After reviewing the videotape of the June 1 news report containing the excerpts of Greenburg's interview, and considering the report in its entirety, we conclude that the report could not be understood by a reasonable and detached viewer so as to harm plaintiffs' reputation or to lower their esteem in the community. We hold that the use of Greenburg's interview, although arguably distorted, did not constitute defamation as to these plaintiffs and was not actionable.
In summary, we conclude that the overall news reports focused on questions rather than conclusions and that the communications pointed out by plaintiffs, when considered in the context of the overall reports and the almost total emphasis on Lloyd's suspicious and protracted activities, were not capable of being understood by a reasonable viewer as intending a defamatory meaning toward these plaintiffs.
For these reasons, the judgment of the court of appeal is reversed, and the judgment of the district court maintaining the motion for summary judgment is reinstated.
DENNIS, J., concurs with reasons.
I respectfully concur.
I believe that a firmer foundation is available for the greater part of the court's decision, although I cannot say that the majority is incorrect in its analysis in any respect.
Prior to the adoption of our state constitution a plurality of the Supreme Court in Rosenbloom v.

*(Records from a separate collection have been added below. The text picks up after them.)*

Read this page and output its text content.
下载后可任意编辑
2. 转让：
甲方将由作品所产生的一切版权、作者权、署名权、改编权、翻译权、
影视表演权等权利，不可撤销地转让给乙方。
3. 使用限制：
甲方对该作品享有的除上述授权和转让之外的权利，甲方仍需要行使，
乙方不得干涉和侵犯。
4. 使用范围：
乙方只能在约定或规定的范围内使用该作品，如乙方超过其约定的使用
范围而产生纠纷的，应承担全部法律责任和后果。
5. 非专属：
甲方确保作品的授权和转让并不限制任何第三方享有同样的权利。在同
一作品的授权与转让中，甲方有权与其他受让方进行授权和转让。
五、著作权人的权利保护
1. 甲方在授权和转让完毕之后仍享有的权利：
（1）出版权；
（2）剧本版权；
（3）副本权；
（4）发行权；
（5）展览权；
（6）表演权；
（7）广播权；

Metromedia, 403 U.S. 29, 91 S.Ct. 1811, 29 L.Ed.2d 296 (1971) would have extended the constitutional privilege to "all discussion and communication involving matters of public or general concern, without regard to whether the persons involved are famous or anonymous." Id. at 43, 91 S.Ct. at 1820. The Supreme Court did not clearly retreat from this position until its decision in Gertz v. Robert Welch, Inc., 418 U.S. 323, 94 S.Ct. 2997, 41 L.Ed.2d 789 (1974), decided June 25, 1974, subsequent to the ratification of the 1974 Louisiana Constitution on April 20, 1974. Consequently, it is permissible and appropriate for this court to interpret the Article I, § 7 freedom of expression guarantee to grant broader protection of these important rights than that afforded by the current federal standard, under a criterion similar to that proposed by the Rosenbloom plurality.
Applying a Rosenbloomesque standard and the Mashburn v. Collin, 355 So.2d 879 (La. 1977) summary judgment precepts to the present case, I conclude that (1) the defendant's derogatory expressions relating to the plaintiff attorneys were part of "discussion and communication involving matters of public or general concern," and therefore were privileged under Article I, § 7 of the 1974 Louisiana Constitution unless uttered with knowing or reckless falsity; (2) the plaintiff opponents to summary judgment have not shown that a judge or jury reasonably could find by clear and convincing evidence that most of the alleged defamatory statements were made with knowing and reckless falsity; (3) the defendant's alleged misrepresentation of the district attorney's remarks about Marie Giordano Lloyd's conduct were not defamatory of the plaintiff attorneys for the reasons assigned by the majority opinion.